Foi tombada pelo IEPHA-MG (Instituto Estadual do Patrimônio
Histórico e Artístico) em maio de 1980.
Capela
e Cemitério Nossa Senhora do Rosário
Provavelmente
construída por devoção de negros
livres e escravos durante o século XIX. A capela
foi feita em madeira e barro e possui linhas simples.
O conjunto possui um pátio e se destaca devido
a sua localização, no alto de uma colina
de onde se tem uma vista das montanhas.
CACHOEIRAS:
Lajeado
Córrego
com vários poços de água calma
e areias brancas, que segue seu curso com 3 grandes
quedas, formando cachoeiras e piscinas naturais. O
local fica a alguns metros do distrito. O acesso a
pé é facílimo e de carro se chega
a um estacionamento muito próximo.
Cachoeira
do Carijó
Mais
abaixo, descendo a montanha, a poucos metros da estrada
que liga Milho Verde e São Gonçalo ao
Serro fica a cachoeira do Carijó, formada por
uma pequena queda d´água e um poço
grande de águas calmas.
Cachoeira
do Moinho
próximo a Milho Verde e de fácil acesso,
está a cachoeira do Moinho. Após uma
sucessão de piscinas naturais, que correm sobre
uma lage, as águas desabam em duas grandes
quedas, para mais abaixo formar o rio Jequitinhonha.
Cachoeira do Piolho
A estrada para a cachoeira do Piolho começa
no final da rua dos Prazeres e fica a 8 km de Milho
Verde.
SÃO GONÇALO DO
RIO DAS PEDRAS
Assim
como aconteceu com Milho Verde e toda a região
do Serro, São Gonçalo do Rio das Pedras
também teve a sua origem ligada à exploração
do ouro, ainda no início do século XVIII.

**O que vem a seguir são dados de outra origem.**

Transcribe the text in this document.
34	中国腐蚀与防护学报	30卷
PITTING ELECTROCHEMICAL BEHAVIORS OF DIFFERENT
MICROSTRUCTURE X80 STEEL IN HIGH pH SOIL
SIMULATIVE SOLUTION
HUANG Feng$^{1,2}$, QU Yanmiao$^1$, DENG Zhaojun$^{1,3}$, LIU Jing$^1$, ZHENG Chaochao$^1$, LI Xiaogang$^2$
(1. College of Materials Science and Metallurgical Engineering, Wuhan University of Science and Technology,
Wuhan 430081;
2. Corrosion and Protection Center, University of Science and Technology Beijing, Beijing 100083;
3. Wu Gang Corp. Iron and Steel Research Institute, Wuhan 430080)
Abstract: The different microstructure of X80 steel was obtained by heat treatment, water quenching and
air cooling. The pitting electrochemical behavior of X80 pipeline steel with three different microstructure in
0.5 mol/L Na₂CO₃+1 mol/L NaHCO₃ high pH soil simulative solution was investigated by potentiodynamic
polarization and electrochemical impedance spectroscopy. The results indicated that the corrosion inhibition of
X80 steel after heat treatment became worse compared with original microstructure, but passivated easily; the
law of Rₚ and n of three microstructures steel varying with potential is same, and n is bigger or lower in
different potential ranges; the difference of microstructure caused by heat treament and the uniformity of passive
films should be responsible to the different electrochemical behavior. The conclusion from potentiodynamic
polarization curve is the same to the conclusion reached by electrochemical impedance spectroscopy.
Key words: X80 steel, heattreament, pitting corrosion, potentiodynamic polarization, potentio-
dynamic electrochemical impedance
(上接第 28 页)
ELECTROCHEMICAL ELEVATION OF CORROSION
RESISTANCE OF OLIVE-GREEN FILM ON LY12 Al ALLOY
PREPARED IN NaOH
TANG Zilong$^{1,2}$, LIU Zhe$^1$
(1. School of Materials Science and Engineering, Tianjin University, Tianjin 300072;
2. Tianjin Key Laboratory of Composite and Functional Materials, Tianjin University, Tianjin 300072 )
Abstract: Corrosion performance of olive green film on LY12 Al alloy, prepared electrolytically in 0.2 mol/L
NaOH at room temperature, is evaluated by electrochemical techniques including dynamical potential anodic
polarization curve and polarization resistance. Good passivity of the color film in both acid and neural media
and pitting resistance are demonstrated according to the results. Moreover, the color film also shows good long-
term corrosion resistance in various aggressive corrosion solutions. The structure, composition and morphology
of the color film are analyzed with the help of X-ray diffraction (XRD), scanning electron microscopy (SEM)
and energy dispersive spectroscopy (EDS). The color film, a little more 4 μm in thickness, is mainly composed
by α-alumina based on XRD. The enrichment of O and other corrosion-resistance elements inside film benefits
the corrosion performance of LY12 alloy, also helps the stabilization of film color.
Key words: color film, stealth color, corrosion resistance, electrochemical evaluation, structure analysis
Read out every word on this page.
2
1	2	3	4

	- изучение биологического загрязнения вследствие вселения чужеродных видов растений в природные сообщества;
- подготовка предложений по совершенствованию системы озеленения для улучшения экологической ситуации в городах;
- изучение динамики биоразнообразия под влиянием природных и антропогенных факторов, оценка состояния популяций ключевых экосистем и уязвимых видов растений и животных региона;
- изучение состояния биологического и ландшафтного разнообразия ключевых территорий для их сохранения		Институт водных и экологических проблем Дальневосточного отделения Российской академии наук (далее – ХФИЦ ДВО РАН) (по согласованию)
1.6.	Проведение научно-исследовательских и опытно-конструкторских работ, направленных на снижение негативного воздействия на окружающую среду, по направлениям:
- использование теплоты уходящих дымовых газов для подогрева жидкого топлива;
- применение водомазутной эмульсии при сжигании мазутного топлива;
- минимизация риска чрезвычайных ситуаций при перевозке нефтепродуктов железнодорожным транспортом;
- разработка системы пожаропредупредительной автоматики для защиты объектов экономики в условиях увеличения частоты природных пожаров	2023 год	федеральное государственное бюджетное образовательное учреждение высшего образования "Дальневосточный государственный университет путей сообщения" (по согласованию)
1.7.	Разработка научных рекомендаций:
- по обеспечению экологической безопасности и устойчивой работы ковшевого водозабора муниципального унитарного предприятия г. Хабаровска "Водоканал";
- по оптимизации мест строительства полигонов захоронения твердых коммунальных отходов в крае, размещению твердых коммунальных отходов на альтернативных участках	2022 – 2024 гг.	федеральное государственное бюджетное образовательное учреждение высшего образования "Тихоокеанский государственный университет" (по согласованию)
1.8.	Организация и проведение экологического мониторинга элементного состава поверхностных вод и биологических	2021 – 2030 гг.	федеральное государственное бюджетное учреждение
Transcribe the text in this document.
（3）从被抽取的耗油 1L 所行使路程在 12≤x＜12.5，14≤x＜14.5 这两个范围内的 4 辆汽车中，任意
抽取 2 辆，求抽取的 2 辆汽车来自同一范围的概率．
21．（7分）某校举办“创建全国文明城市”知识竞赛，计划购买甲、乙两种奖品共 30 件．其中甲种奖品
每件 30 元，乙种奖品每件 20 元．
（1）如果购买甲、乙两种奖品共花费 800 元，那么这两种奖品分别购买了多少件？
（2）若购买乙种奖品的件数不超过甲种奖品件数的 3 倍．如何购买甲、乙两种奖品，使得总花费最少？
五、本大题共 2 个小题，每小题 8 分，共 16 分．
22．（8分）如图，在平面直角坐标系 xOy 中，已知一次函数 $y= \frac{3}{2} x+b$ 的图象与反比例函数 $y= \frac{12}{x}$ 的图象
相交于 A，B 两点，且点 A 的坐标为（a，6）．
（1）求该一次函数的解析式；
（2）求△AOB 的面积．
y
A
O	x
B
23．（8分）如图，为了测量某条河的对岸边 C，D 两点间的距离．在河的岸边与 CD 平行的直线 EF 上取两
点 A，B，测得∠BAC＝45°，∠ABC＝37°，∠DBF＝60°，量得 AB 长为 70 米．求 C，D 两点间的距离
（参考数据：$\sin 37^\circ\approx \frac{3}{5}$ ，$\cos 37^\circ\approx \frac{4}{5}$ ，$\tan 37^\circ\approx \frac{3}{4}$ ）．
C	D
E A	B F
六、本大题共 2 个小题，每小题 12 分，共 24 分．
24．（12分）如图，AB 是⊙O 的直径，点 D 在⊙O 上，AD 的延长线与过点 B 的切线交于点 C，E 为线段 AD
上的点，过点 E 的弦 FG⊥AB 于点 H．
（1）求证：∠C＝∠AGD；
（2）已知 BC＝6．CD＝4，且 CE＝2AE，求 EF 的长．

O povoado sofreu as mesmas restrições
impostas pelo governador da província de Minas
Gerais a todo o Distrito Diamantino, o que acabou
por desestimular não só a permanência
de moradores no local, como também a chegada
de novos habitantes.
Hoje, a vila, que ainda mantém forte ligação
comercial com Diamantina, vive basicamente da agricultura
e do turismo. O antigo arraial minerador está
localizado numa bela região, no Vale do Jequitinhonha
e é rodeado por cachoeiras e montanhas. Suas
casas e monumentos são simples e permanecem
bem conservadas.
Igreja
Matriz de São Gonçalo
A
data de construção deste monumento é
desconhecida, assim como o autor do projeto. Indícios
levam a crer que remonta a segunda metade do século
XVIII - acredita-se que o número 1787, inscrito
na pintura do forro, seja o ano do término
da obra constrída em madeira e barro preserva
características das igrejas mineiras deste
período. Seu principal destaque é a
pintura da imagem de São Gonçalo, no
forro da capela-mor. Foi tombada pelo IEPHA-MG (Instituto
Estadual do Patrimônio Histórico e Artístico)
em maio de 1980
Cachoeira
do Comércio
É uma grande queda d'água que fica no
centro de São Gonçalo.
Existem outras lagoas conhecidas na região
como a da Grota Seca, a do Pacu, Anil, Cadete, Rapadura
e a Lagoa Verde, Cascatinha e Malheiros.